Alleged low stumpage rates in the Atlantic Provinces is the reason for the Commerce Department’s decision.
Meanwhile, the Commerce Department issued an affirmative preliminary determination in the antidumping duty investigation of softwood lumber from Canada. It determined that exporters from Canada have sold softwood lumber to the United States at 4.59 percent to 7.72 percent less than fair value. The department will instruct U.S. Customs and Border Protection (CBP) to collect cash deposits from importers of softwood lumber from Canada based on these preliminary rates.
Canada’s softwood lumber manufacturers will receive the following antidumping rates on their shipments to the United States: Canfor, 7.72 percent; Resolute, 4.59 percent; Tolko, 7.53 percent; West Fraser, 6.76 percent; and all others (including J.D. Irving), 6.87 percent.
The U.S. Lumber Coalition applauded the Commerce Department’s action against the alleged dumping.
“For years, Canada has unfairly distorted the softwood lumber market with billions of dollars in support of their producers,” said coalition spokesperson Zoltan van Heyningen. “This has allowed Canadian producers to dump their production on the U.S. market to the detriment of U.S. manufacturers, as now confirmed by the Department of Commerce.”
These preliminary antidumping rates are in addition to the preliminary countervailing duty rates that the Commerce Department assessed on softwood lumber April 24. When combined, the applicable duty rates range from 17.41 percent to 30.88 percent.
Dumping occurs when a foreign company’s products are sold on the U.S. market at less than fair value, while countervailable subsidies are provided by foreign governments to companies based on their export performance or use of domestic materials over those which are imported.
The Committee Overseeing Action for Lumber International Trade Investigations or Negotiations (Coalition) filed an antidumping and countervailing duty petition Nov. 25, and the Commerce Department announced Jan. 9 that it found enough evidence to begin an investigation.
In addition to the Washington, D.C.-based U.S. Lumber Coalition, the coalition’s members include Collum’s Lumber Products in South Carolina; Hankins in Mississippi; Weyerhaeuser Co. and Potlatch Corp. of Washington; Rex Lumber Co. in Florida; Sullivan Forestry Consultants in Georgia; Seneca Sawmill Co., Stimson Lumber Co., Swanson Group, Carpenters Industrial Council and Giustina Land and Timber Co. of Oregon; and Sierra Pacific Industries of California.
However, this most recent petition differed from four previous investigations, which only scrutinized the historical product of a primary mill, which is raw dimensional structural lumber used in homebuilding.
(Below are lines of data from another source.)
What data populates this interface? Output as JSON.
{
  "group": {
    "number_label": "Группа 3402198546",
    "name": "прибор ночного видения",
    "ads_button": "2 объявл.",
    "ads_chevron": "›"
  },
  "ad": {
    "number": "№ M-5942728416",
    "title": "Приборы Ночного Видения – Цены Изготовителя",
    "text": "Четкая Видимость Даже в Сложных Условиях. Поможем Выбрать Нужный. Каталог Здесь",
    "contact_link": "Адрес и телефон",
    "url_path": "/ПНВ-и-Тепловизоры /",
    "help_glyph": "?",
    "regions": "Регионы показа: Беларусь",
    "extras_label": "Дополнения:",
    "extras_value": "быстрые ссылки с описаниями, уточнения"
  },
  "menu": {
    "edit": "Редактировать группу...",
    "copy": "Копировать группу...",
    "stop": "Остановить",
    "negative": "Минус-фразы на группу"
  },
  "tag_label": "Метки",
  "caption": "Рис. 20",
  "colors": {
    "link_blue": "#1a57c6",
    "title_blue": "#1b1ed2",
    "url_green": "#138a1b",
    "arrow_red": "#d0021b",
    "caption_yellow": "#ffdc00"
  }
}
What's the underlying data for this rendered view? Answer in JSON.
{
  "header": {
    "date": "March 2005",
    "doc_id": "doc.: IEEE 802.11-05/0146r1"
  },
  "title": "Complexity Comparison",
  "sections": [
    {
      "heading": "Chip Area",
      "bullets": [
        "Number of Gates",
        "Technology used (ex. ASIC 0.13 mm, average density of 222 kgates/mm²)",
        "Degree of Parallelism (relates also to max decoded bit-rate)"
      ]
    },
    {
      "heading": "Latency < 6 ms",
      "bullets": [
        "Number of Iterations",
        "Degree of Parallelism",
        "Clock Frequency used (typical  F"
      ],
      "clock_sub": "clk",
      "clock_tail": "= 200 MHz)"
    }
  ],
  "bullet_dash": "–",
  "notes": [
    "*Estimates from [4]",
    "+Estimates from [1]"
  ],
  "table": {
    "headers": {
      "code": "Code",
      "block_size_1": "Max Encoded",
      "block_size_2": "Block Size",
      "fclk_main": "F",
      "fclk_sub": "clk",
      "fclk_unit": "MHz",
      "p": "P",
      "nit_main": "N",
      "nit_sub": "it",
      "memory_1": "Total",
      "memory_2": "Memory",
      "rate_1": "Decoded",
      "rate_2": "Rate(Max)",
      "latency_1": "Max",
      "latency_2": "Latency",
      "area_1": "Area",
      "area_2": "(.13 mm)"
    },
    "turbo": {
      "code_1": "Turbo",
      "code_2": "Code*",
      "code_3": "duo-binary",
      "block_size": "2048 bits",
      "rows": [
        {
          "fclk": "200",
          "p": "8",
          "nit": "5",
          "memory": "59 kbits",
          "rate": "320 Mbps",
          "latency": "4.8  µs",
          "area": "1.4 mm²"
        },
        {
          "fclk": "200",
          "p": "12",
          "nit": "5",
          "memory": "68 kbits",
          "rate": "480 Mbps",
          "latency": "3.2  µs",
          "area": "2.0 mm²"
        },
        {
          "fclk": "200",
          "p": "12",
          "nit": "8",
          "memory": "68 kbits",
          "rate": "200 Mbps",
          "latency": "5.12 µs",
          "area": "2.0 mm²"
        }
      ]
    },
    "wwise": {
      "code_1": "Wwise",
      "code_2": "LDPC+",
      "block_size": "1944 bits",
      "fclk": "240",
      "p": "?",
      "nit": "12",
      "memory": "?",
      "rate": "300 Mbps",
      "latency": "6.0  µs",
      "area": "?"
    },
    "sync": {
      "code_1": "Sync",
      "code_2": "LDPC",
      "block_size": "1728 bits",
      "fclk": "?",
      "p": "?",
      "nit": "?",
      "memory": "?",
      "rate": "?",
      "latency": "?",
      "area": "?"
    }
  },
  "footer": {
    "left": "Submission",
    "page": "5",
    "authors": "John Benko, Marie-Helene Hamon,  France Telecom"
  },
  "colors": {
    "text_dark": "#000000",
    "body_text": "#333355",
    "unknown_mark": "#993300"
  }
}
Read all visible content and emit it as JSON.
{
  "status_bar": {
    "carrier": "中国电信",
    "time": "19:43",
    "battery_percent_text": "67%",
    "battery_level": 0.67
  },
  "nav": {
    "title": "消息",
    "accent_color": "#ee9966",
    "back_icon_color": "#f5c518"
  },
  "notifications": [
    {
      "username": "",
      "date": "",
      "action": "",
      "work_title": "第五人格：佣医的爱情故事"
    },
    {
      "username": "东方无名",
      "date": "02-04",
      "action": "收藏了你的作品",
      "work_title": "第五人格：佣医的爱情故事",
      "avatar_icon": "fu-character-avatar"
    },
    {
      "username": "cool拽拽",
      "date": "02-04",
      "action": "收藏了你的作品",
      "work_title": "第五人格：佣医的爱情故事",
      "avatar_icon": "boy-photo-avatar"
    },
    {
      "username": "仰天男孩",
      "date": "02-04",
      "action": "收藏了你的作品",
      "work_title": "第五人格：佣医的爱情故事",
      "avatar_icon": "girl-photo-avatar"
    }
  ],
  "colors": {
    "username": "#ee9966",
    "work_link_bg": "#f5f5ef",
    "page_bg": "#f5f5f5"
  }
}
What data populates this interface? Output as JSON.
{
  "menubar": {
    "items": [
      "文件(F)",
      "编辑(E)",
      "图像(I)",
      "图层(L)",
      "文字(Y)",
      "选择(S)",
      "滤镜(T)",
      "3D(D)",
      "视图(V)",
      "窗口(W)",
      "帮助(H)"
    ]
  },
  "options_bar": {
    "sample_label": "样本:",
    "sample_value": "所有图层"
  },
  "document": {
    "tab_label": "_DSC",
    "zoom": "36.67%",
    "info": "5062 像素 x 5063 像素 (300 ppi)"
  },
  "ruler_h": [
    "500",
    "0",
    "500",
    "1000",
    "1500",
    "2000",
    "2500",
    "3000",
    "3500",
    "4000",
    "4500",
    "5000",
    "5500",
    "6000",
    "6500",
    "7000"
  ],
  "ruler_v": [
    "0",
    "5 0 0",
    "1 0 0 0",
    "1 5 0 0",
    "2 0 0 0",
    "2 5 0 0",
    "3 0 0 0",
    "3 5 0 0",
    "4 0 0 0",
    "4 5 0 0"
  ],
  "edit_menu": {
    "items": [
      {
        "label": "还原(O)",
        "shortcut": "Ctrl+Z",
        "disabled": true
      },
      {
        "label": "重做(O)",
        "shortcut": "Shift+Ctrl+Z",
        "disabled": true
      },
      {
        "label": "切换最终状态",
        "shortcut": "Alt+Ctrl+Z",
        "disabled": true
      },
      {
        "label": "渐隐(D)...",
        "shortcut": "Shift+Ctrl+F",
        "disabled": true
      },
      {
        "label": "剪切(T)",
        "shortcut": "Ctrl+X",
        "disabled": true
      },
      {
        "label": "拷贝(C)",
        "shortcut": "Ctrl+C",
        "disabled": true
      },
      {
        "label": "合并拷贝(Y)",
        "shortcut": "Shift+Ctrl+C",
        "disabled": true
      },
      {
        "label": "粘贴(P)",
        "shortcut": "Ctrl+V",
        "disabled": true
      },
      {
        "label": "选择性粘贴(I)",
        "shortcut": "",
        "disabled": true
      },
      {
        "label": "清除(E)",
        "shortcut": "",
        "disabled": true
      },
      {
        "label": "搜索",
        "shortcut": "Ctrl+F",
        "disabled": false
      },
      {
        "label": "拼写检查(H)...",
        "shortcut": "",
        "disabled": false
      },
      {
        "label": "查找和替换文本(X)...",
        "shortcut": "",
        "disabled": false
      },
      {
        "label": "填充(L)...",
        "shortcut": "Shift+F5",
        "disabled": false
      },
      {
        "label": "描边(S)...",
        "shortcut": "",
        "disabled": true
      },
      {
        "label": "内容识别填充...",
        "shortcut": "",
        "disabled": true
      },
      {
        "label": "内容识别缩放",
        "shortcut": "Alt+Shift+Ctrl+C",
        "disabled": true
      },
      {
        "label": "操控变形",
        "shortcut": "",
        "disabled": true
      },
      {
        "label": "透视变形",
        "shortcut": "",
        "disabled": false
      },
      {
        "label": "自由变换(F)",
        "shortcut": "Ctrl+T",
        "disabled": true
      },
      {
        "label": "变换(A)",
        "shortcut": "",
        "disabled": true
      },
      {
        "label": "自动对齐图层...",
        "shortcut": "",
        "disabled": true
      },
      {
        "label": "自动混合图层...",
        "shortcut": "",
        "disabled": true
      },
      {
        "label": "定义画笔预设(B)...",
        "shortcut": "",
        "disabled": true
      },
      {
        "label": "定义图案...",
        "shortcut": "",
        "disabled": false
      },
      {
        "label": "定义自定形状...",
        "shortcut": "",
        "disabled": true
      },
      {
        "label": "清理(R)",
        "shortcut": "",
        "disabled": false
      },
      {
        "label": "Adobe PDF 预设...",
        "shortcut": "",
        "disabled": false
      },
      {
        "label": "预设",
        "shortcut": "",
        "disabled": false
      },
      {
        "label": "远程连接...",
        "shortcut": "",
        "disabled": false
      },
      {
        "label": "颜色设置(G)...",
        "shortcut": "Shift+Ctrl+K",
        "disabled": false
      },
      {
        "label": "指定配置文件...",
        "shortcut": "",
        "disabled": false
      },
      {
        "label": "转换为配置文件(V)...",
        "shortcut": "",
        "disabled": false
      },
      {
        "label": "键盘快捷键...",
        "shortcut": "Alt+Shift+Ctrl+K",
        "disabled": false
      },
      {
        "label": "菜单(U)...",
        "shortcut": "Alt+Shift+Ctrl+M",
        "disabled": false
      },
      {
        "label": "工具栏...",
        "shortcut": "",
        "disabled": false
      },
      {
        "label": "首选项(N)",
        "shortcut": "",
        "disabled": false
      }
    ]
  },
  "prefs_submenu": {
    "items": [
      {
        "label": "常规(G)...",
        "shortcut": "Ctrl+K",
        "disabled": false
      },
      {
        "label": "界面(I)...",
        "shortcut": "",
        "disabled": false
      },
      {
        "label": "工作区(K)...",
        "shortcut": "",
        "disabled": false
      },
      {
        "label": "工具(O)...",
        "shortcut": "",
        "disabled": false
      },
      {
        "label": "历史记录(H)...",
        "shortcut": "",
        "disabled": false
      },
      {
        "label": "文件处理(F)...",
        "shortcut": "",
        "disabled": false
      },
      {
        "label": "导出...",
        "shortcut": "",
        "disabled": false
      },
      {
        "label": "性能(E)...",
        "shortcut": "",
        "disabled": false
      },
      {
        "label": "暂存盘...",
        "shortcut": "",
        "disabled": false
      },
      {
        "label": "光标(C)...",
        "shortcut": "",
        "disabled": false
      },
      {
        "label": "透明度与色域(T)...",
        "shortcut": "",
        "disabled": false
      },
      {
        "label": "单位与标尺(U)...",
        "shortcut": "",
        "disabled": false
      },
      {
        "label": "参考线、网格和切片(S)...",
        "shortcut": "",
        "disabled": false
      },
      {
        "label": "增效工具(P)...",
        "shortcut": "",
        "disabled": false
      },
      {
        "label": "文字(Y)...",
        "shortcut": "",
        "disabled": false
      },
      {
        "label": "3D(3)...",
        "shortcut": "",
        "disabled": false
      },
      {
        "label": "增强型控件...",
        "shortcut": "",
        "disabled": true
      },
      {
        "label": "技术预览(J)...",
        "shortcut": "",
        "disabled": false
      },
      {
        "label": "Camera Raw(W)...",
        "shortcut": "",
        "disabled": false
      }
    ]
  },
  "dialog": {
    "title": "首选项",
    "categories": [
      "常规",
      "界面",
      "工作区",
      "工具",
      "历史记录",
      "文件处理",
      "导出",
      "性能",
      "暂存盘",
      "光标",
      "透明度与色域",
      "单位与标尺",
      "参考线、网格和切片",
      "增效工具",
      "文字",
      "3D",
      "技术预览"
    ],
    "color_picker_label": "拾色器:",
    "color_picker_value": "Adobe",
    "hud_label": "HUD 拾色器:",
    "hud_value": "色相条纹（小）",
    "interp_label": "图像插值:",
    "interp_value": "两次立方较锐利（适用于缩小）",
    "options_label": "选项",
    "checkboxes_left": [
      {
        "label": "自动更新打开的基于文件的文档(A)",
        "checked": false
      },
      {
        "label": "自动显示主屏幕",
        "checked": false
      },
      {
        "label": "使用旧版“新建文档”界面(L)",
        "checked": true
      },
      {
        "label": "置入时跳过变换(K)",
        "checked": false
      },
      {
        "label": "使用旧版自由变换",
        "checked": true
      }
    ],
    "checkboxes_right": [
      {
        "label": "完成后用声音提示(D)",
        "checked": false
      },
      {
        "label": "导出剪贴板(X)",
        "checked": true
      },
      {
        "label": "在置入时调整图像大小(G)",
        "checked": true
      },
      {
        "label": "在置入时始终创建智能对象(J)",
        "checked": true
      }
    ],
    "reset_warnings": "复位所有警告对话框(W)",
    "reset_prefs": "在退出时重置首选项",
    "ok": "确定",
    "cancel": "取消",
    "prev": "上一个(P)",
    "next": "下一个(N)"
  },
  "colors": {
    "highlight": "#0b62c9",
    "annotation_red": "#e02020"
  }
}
The petitioner sought to include additional downstream industry products, such as pallets, fence pickets, trusses, flooring, bed frames, and door and window frames.
This latest Commerce Department antidumping and countervailing duty investigation follows the expiration of the nine-year-old Softwood Lumber Agreement (SLA) Oct. 12, 2015. The outgoing Obama administration and Congress failed to either extend the existing agreement or enter a new one with Canada before the end of 2016.
Prior to the 2006 SLA, battles between the two countries over softwood lumber raged, involving numerous countervailing and antidumping duty investigations, as well as many challenges in the World Trade Organization. The decades’ back-and-forth resulted in a form of stalemate, with neither side able to firmly claim victory. The U.S. government simply collected countervailing and antidumping duties on Canadian lumber imports. With the signing of the SLA in 2006, the United States ended its duty collections on Canadian softwood lumber, refunding 81 percent of the duties collected.
Battles between the two countries over softwood lumber raged, involving numerous countervailing and antidumping duty investigations, as well as many challenges in the World Trade Organization.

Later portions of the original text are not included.